5 Ways to Support the Early-Career Marketer You Hired Before They Were Ready
“Good judgment comes from experience, and experience comes from bad judgment.”
- Rita Mae Brown
Ferrari, by Alain Lévesque (1956-)
Imagine you've always dreamed of owning a Ferrari, driving coastal roads like James Bond. Then you check your bank account and buy a five-year-old Camry that needs work just to get you to the grocery store. Not your dream, but your reality. That’s okay. But if you expect that Camry to perform like a Ferrari, you're going to be constantly disappointed. And if your reaction is to blame the car rather than acknowledge what you could afford, you're not being fair to the Camry.
Nonprofit arts organizations, especially in our current funding crisis, constantly have to balance what they want with what they can afford. In a perfect world, we’d be able to pay all of our staffs what they deserve for the work they do. If the whole staff is not a reality, strategically investing in senior roles that position us for financial stability, like marketing and development, would be ideal.
If you can only afford an early-career marketing coordinator and expect them to perform like a seasoned professional, you're expecting your Camry to be a Ferrari.
The early-career hire reflects what was possible. What happens next reflects your leadership. A strong leader offers as much support as possible to help them grow and succeed.
Here are five ways you can support your early-career marketing staff:
Be honest about the gap, and make it safe for them to be honest too
In my experience, early-career professionals are determined to handle whatever you throw their way, even when asking for guidance would serve them better. Be clear with your employee that you understand they are early in their career, and that you expect there to be a steep learning curve. Commit to either being there to support them or getting them the support they need to learn new things. Let them know that recognizing when you need help and asking for it is something you'll evaluate as a strength, not a weakness.

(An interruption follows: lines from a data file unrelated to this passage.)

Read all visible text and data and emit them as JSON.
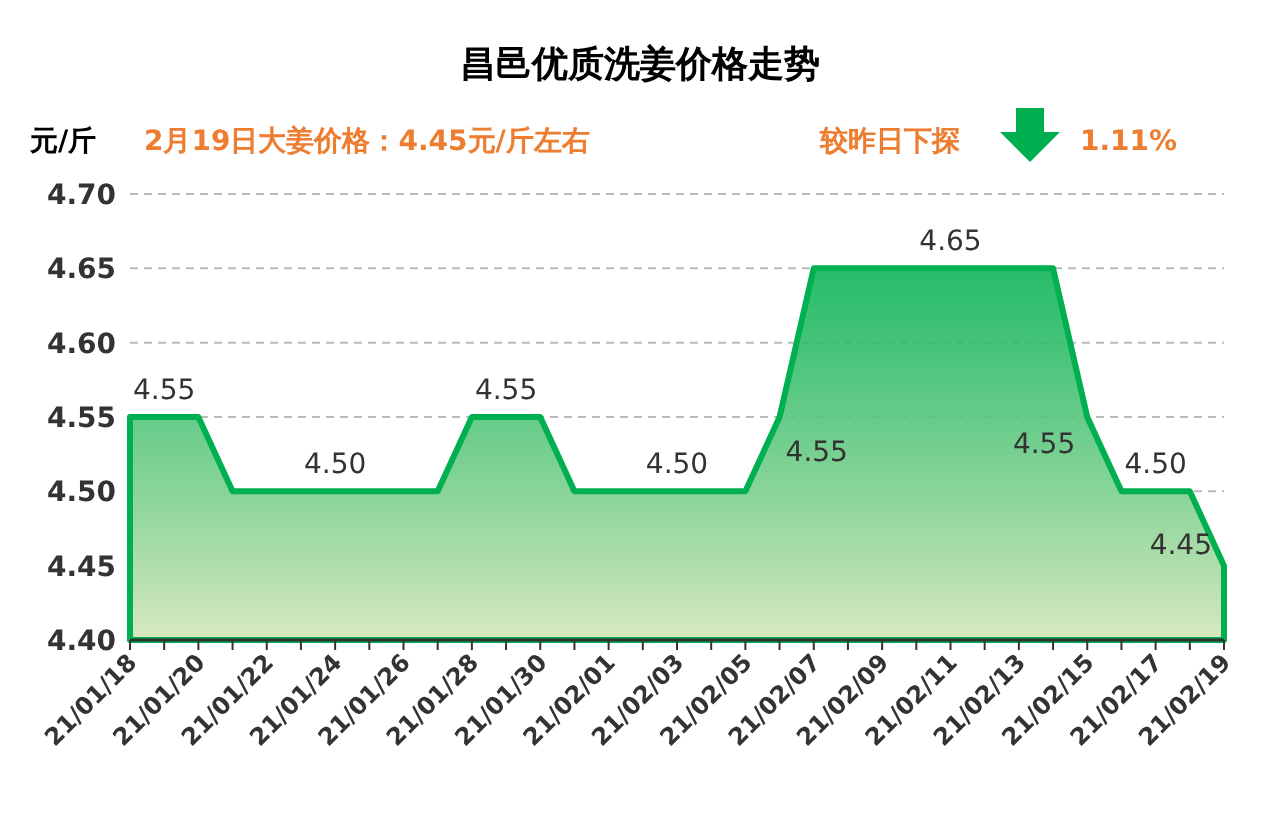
{
  "chart_data": {
    "type": "area",
    "title": "昌邑优质洗姜价格走势",
    "ylabel": "元/斤",
    "annotations": [
      "2月19日大姜价格：4.45元/斤左右",
      "较昨日下探",
      "1.11%"
    ],
    "categories": [
      "21/01/18",
      null,
      "21/01/20",
      null,
      "21/01/22",
      null,
      "21/01/24",
      null,
      "21/01/26",
      null,
      "21/01/28",
      null,
      "21/01/30",
      null,
      "21/02/01",
      null,
      "21/02/03",
      null,
      "21/02/05",
      null,
      "21/02/07",
      null,
      "21/02/09",
      null,
      "21/02/11",
      null,
      "21/02/13",
      null,
      "21/02/15",
      null,
      "21/02/17",
      null,
      "21/02/19"
    ],
    "values": [
      4.55,
      4.55,
      4.55,
      4.5,
      4.5,
      4.5,
      4.5,
      4.5,
      4.5,
      4.5,
      4.55,
      4.55,
      4.55,
      4.5,
      4.5,
      4.5,
      4.5,
      4.5,
      4.5,
      4.55,
      4.65,
      4.65,
      4.65,
      4.65,
      4.65,
      4.65,
      4.65,
      4.65,
      4.55,
      4.5,
      4.5,
      4.5,
      4.45
    ],
    "value_labels": [
      null,
      "4.55",
      null,
      null,
      null,
      null,
      "4.50",
      null,
      null,
      null,
      null,
      "4.55",
      null,
      null,
      null,
      null,
      "4.50",
      null,
      null,
      "4.55",
      null,
      null,
      null,
      null,
      "4.65",
      null,
      null,
      null,
      "4.55",
      null,
      "4.50",
      null,
      "4.45"
    ],
    "color": "#00b050",
    "ylim": [
      4.4,
      4.7
    ],
    "yticks": [
      {
        "value": 4.4,
        "label": "4.40"
      },
      4.45,
      {
        "value": 4.5,
        "label": "4.50"
      },
      4.55,
      {
        "value": 4.6,
        "label": "4.60"
      },
      4.65,
      {
        "value": 4.7,
        "label": "4.70"
      }
    ],
    "grid": "y"
  }
}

Define what success looks like
Remember, your early-career marketing leader can’t hit a moving target. Work with them to establish clear expectations, priorities, and goals. Check in regularly to see how they are doing relative to your expectations. Catching something before it becomes a problem will help you both feel like they aren’t failing. Blaming someone for what they don’t know how to do isn't a performance issue. It's a support issue.
Bring them into the room
Experience isn't just doing, it's witnessing. Regardless of their title, if you are putting them in charge of all of the department’s work, they are a department leader. Bringing them into senior level meetings, or even Board meetings when appropriate, shows them that you consider them a leader, and allows them to observe how various leaders across the organization collaborate, debate, and solve problems. Plus, your marketing team (or person) needs to understand the priorities and actions of all of the other departments in order to support them. A summary is never the same as being there, and in a busy organization, even the summary can get lost before it finds its way to the right person.
Every show needs rehearsal. So does someone growing into the job.

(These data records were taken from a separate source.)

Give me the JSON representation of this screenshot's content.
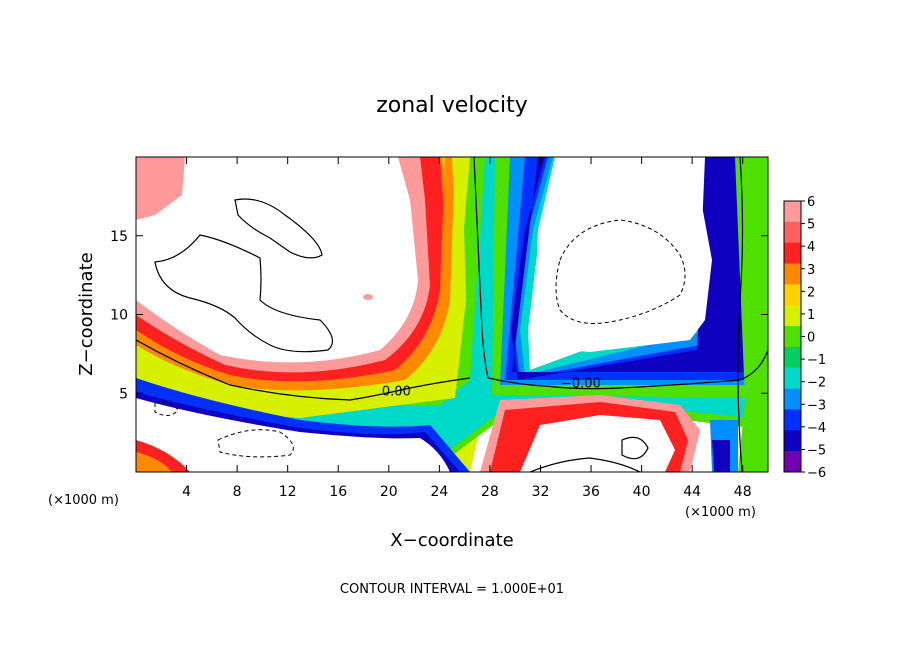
{
  "chart_data": {
    "type": "heatmap",
    "title": "zonal velocity",
    "xlabel": "X−coordinate",
    "ylabel": "Z−coordinate",
    "x_unit_left": "(×1000 m)",
    "x_unit_right": "(×1000 m)",
    "xlim": [
      0,
      50
    ],
    "ylim": [
      0,
      20
    ],
    "x_ticks": [
      4,
      8,
      12,
      16,
      20,
      24,
      28,
      32,
      36,
      40,
      44,
      48
    ],
    "x_tick_labels": [
      "4",
      "8",
      "12",
      "16",
      "20",
      "24",
      "28",
      "32",
      "36",
      "40",
      "44",
      "48"
    ],
    "y_ticks": [
      5,
      10,
      15
    ],
    "y_tick_labels": [
      "5",
      "10",
      "15"
    ],
    "colorbar": {
      "min": -6,
      "max": 6,
      "ticks": [
        6,
        5,
        4,
        3,
        2,
        1,
        0,
        -1,
        -2,
        -3,
        -4,
        -5,
        -6
      ],
      "tick_labels": [
        "6",
        "5",
        "4",
        "3",
        "2",
        "1",
        "0",
        "−1",
        "−2",
        "−3",
        "−4",
        "−5",
        "−6"
      ]
    },
    "contour_labels": [
      {
        "text": "0.00",
        "x": 20.6,
        "z": 5.0
      },
      {
        "text": "−0.00",
        "x": 35.2,
        "z": 5.5
      }
    ],
    "annotation": "CONTOUR INTERVAL = 1.000E+01",
    "colors": {
      "c6": "#ff9a9a",
      "c5": "#ff6060",
      "c4": "#ff2020",
      "c3": "#ff8a00",
      "c2": "#ffd200",
      "c1": "#d6f000",
      "c0": "#50e000",
      "cm1": "#00d060",
      "cm2": "#00d8c8",
      "cm3": "#0090ff",
      "cm4": "#0030ff",
      "cm5": "#1000c0",
      "cm6": "#7000b0"
    }
  }
}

Directors don’t come in on the first day of rehearsal expecting their actors to be ready for opening night. It takes time, repetition, instruction, and collaboration. And most of all, it takes the ability to take risks and fail. Trying things that don’t work always leads to the magic. So, don’t expect a staff member with little experience to come in and have the secret sauce on day one. Getting good at any skill requires the opportunity to fail and learn from mistakes. If you expect perfection from the start, they'll play it safe every time, and safe is rarely effective.

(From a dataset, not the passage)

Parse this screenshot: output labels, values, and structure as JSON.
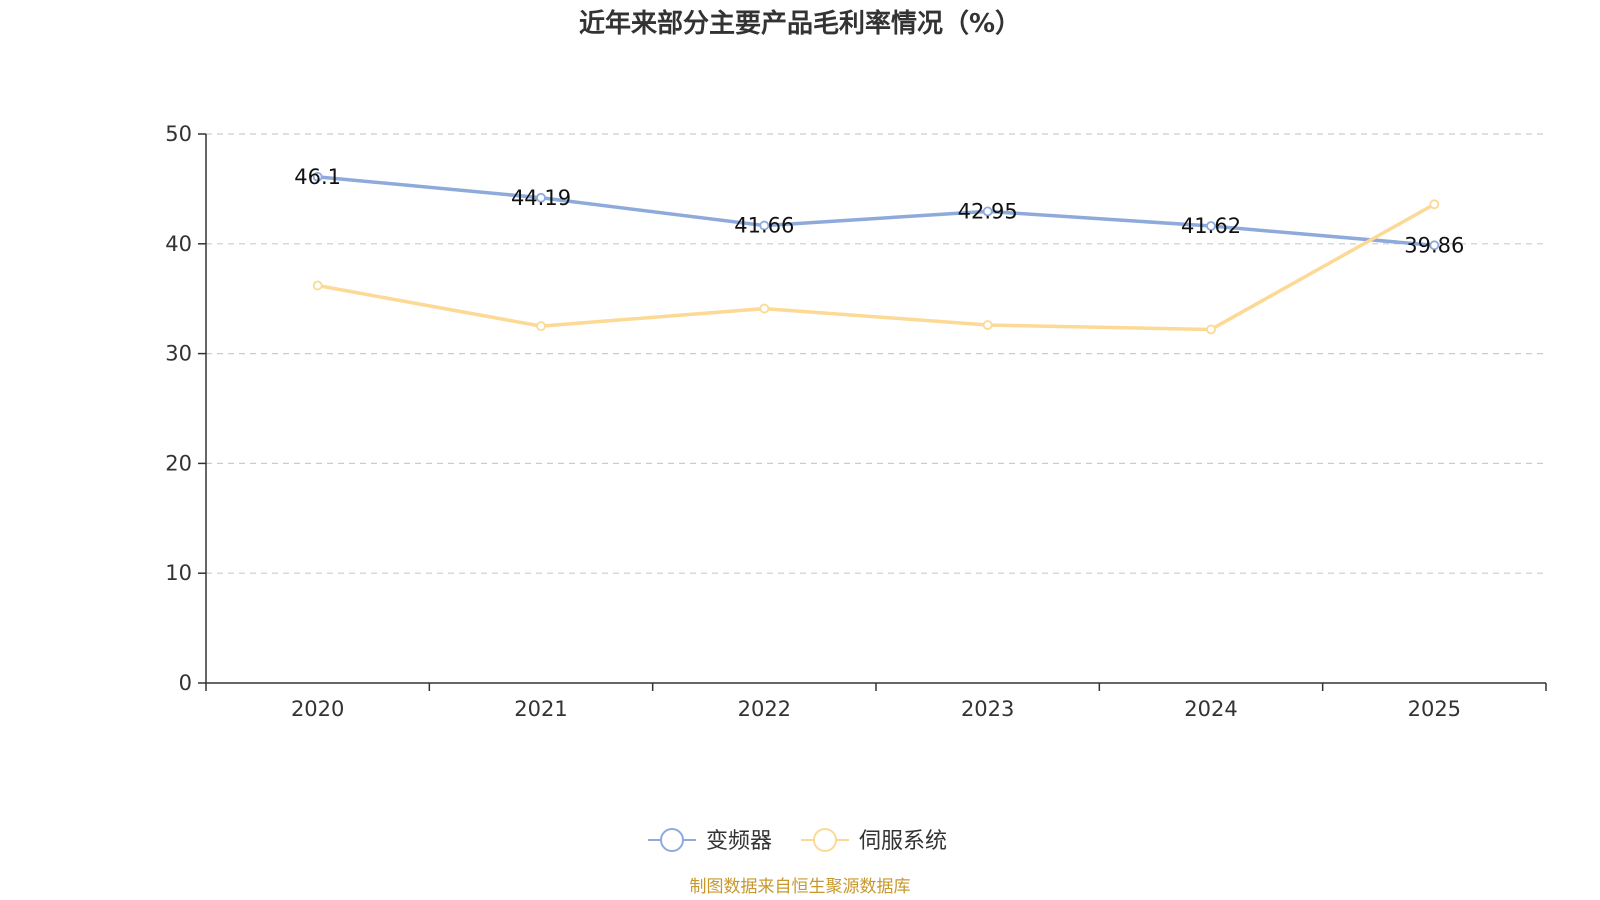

Get them the support they need
The experience gap won't close on its own. And, contrary to what many believe, marketing is more than knowing how to post on Facebook. There are best practices, specific skills, ridiculous acronyms, and media reps from every garbage outlet waiting to prey on the vulnerability of fresh blood. If you have the right experience and the time to be their mentor, great. But, if you have that kind of time, you should probably focus on building earned and contributed revenue to a point where you are able to pay for senior level hires. Even a modest investment in professional development goes a long way: a good conference, a continuing education program, or online courses can all make a difference. There are free approaches as well, including peer networks, mentorship programs, or even something as simple as finding someone at another organization in marketing with relevant experience to be a resource.
Hiring a coach with specific experience with the skills your hire needs to develop is one of the best ways to tackle the urgent challenges at hand, accelerate the closing of the experience gap, and invest in the leaders who will take your important work into the future.